Friday, June 19, 2009

(American Meat Institute)

A new poll released by AMI reveals a significant knowledge gap among the public about meat and poultry handling, cooking and safety.

Only a third (34 percent) of Americans correctly answered that a hamburger is ready to eat when the internal temperature has reached 160 degrees F.  One in five said that checking the middle of the hamburger to ensure that it is brown is the best approach – a practice experts say is not an accurate indicator that a burger is thoroughly cooked.  Likewise, 18 percent wrongly said that checking to see if juices run clear ensures food safety. 

The poll, which surveyed 1,000 Americans in May, found that men were much more likely than women to know how to identify when a hamburger is thoroughly cooked.  While four in ten (41 percent) men knew that the internal temperature of a hamburger must reach 160 degrees F before it can be consumed, only 26 percent of women knew this fact.

 Overall, younger Americans were less knowledgeable about proper meat preparation than older generations, the survey found.
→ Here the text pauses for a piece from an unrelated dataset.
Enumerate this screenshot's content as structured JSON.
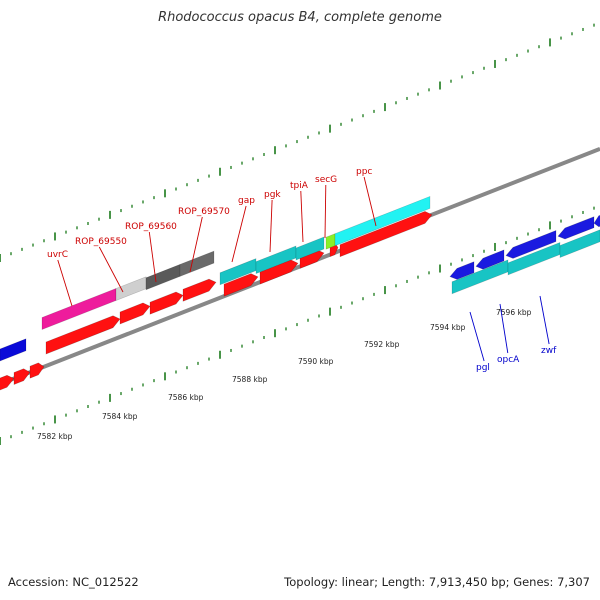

Only 16 percent of 18-29 year olds knew to check the internal temperature of a burger.

Consumers also were uncertain about proper storage temperatures.  Only 36 percent of women were aware that refrigerators should be set at 40 degree F or below.  An additional one-third (33 percent) of women simply admitted that they don’t know the correct temperature for a refrigerator.

Among members of  Generation Y, only one-third (32 percent) of Americans age 18-29 knew that refrigerators should be set to 40 degrees F or below, compared to half (52 percent) of those age 30 and older.

The majority of respondents (62 percent) were also not aware that the elderly, pregnant women and people with compromised immune systems need to reheat deli meat and hot dogs to steaming before eating them.

The American public was divided over whether they believed meat and poultry products have more or fewer bacteria on them today than they did 10 years ago, according to survey results. While 22 percent of Americans thought that there is more bacteria on meat/poultry today than in the past, 26 percent believed the opposite is true and that today’s meat/poultry has fewer bacteria. Two in ten (22 percent) thought the levels had not changed, and three in ten (29 percent) reported that they just don’t know the answer.